Yet it can be difficult to keep a focus on the learning in the face of terrible abuse or neglect, media and public interest. This is especially so if it appears at first that ‘human error’ was to blame for the failure to prevent it. Four ideas are put forward below to support a focus on learning:
Hindsight bias poses a great obstacle to learning through SARs. The tendency to ‘consistently exaggerate what could have been anticipated in foresight’ (Fischhoff 1975) is a well reproduced research finding – the ‘knew it all along’ effect (Vincent 2006).
When we review professional practice in retrospect, the outcomes of tragic cases powerfully shape the way in which we make sense of practitioners’ actions and decisions. Knowledge of the outcome biases our judgement about the process that led up to that outcome. Firstly, the benefit of hindsight leads us to oversimplify the situation confronting the practitioners who were involved at the time. Secondly, we judge decisions or actions that are followed by a negative outcome more harshly than if the same decisions or actions had ended either neutrally or well. Blaming bad outcomes on simple causes such as human error literally seems to make sense because knowledge of the outcome changes our perspective so fundamentally (Woods, Dekker et al. 2010).

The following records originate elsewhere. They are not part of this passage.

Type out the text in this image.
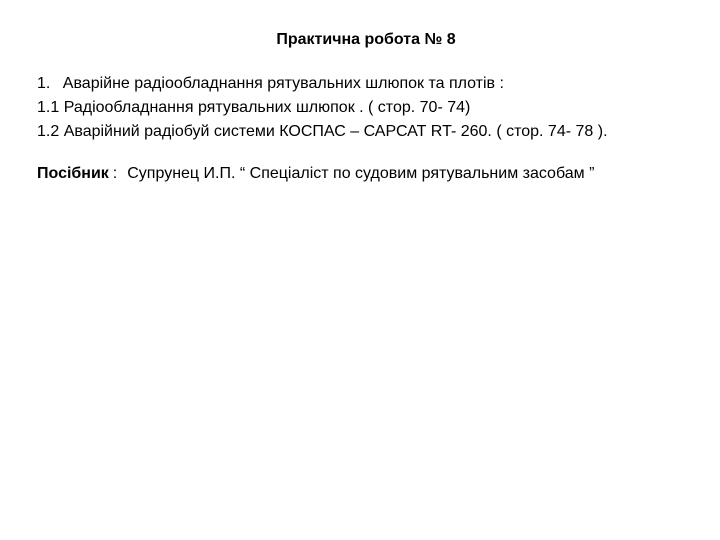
Практична робота № 8
1. Аварійне радіообладнання рятувальних шлюпок та плотів :
1.1 Радіообладнання рятувальних шлюпок . ( стор. 70- 74)
1.2 Аварійний радіобуй системи КОСПАС – САРСАТ RT- 260. ( стор. 74- 78 ).
Посібник : Супрунец И.П. “ Спеціаліст по судовим рятувальним засобам ”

A person exhibiting the hindsight bias will typically ask questions such as: ‘Why didn’t they see what was going to happen? It was so obvious!’. Or, ‘How could they have done X? It was clear it would lead to Y!’ (Woods, Dekker et al. 2010: 203). SABs will therefore need to ward against this bias in the commissioning and quality assuring of SARs if the SARs are to produce learning that has potential to underpin improvement.